Culinary Arts 2.13 - E aos costumes disse nada

(Foto reproduzida com uma vénia aos seus autores, integrados na equipa da série, True Blood)
E se um conhecido lhe propuser uma refeição com um menu de 5 pratos de "sangue"... aceite. Principalmente se o conhecido for o colectivo encimado pelo Chefe Nuno Diniz e completado pela turma de Culinary Arts que dirige na Escola De Hotelaria e Turismo de Lisboa.


Foi o almoço de despedida. Ou o primeiro almoço do resto das suas vidas - profissionais.

O tema poderia ser uma alusão aos Blood, Sweat & Tears que entusiasmaram muita da juventude da transição dos anos 60/70 do século passado: esta vida é como os interruptores do Herman, umas vezes para cima, outras para baixo ("What comes up must come down"), bonito tema de reflexão para quem aspira ao mediático estrelato, a ter restaurantes apinhados e estrelas e pellegrinis na lapela. Música de fusão, gastronomia de fusão, clientes perfeitamente fusionados com a inventiva, e as brincadeiras gustativas e texturais a bailarem na boca.




Tema tão vermelho que merecia ser encimado pelo "Vermelho" do Rothko: como ele, um vermelho só homogéneo para uma abordagem descuidada, das que da vida apenas retiram maniqueísmos, oposições básicas bom/mau, gosto/odeio, branco/preto.

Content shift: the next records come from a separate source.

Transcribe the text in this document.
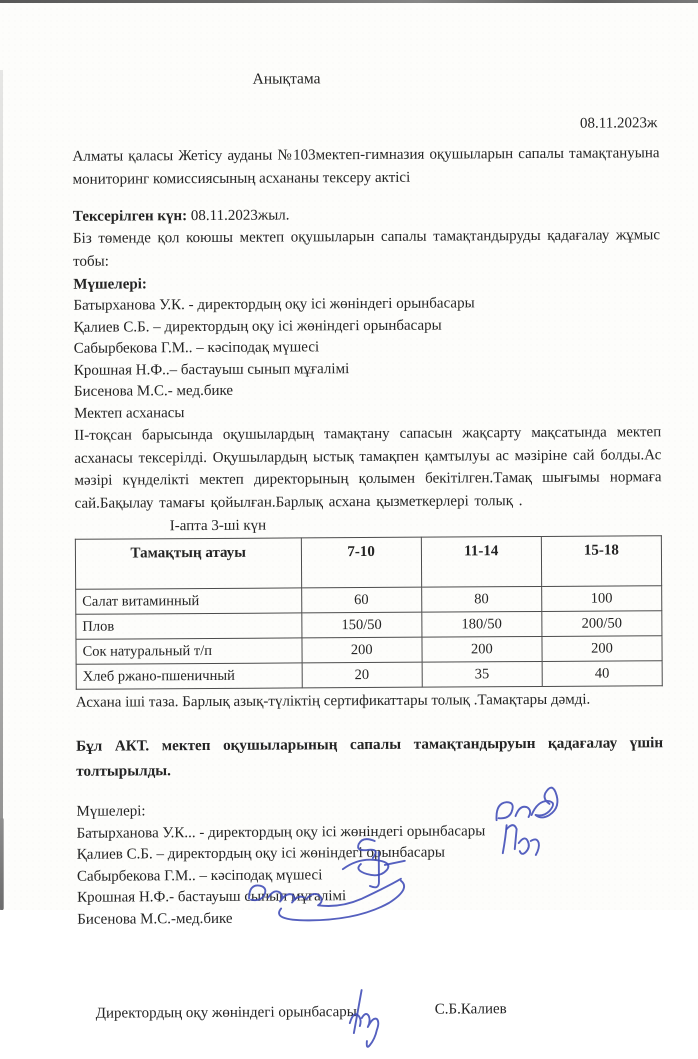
Анықтама
08.11.2023ж
Алматы қаласы Жетісу ауданы №103мектеп-гимназия оқушыларын сапалы тамақтануына мониторинг комиссиясының асхананы тексеру актісі
Тексерілген күн: 08.11.2023жыл.
Біз төменде қол коюшы мектеп оқушыларын сапалы тамақтандыруды қадағалау жұмыс тобы:
Мүшелері:
Батырханова У.К. - директордың оқу ісі жөніндегі орынбасары
Қалиев С.Б. – директордың оқу ісі жөніндегі орынбасары
Сабырбекова Г.М.. – кәсіподақ мүшесі
Крошная Н.Ф..– бастауыш сынып мұғалімі
Бисенова М.С.- мед.бике
Мектеп асханасы
ІІ-тоқсан барысында оқушылардың тамақтану сапасын жақсарту мақсатында мектеп асханасы тексерілді. Оқушылардың ыстық тамақпен қамтылуы ас мәзіріне сай болды.Ас мәзірі күнделікті мектеп директорының қолымен бекітілген.Тамақ шығымы нормаға сай.Бақылау тамағы қойылған.Барлық асхана қызметкерлері толық .
І-апта 3-ші күн
Тамақтың атауы	7-10	11-14	15-18
Салат витаминный	60	80	100
Плов	150/50	180/50	200/50
Сок натуральный т/п	200	200	200
Хлеб ржано-пшеничный	20	35	40
Асхана іші таза. Барлық азық-түліктің сертификаттары толық .Тамақтары дәмді.
Бұл АКТ. мектеп оқушыларының сапалы тамақтандыруын қадағалау үшін толтырылды.
Мүшелері:
Батырханова У.К... - директордың оқу ісі жөніндегі орынбасары
Қалиев С.Б. – директордың оқу ісі жөніндегі орынбасары
Сабырбекова Г.М.. – кәсіподақ мүшесі
Крошная Н.Ф.- бастауыш сынып мұғалімі
Бисенова М.С.-мед.бике
Директордың оқу жөніндегі орынбасары	С.Б.Калиев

Não. Cinquenta tons de vermelho, pelo menos, nestas propostas de gente de cabeça limpa, que propõe e aceita desafios, desconstruções da norma, provocações à mulher do próximo e ao próximo marido, os dois casados, solteiros ou desconhecidos entre si.


A começar pelo pormenor dos aperitivos propostos, a inescapável Bloody Mary e o sanguíneo sumo de laranja... sanguínea.



Motivo continuado nas fatias de pão, corpo e sangue unidos numa só comunhão com manteiga ferrugenta de azeite, agradável importação da longínqua Vila Nova de Famalicão dos grandes Cunha, Dalila e Renato.

É curioso como a nossa mente trabalha: teria passado do subconsciente do autor esta explícita evocação da Última Ceia?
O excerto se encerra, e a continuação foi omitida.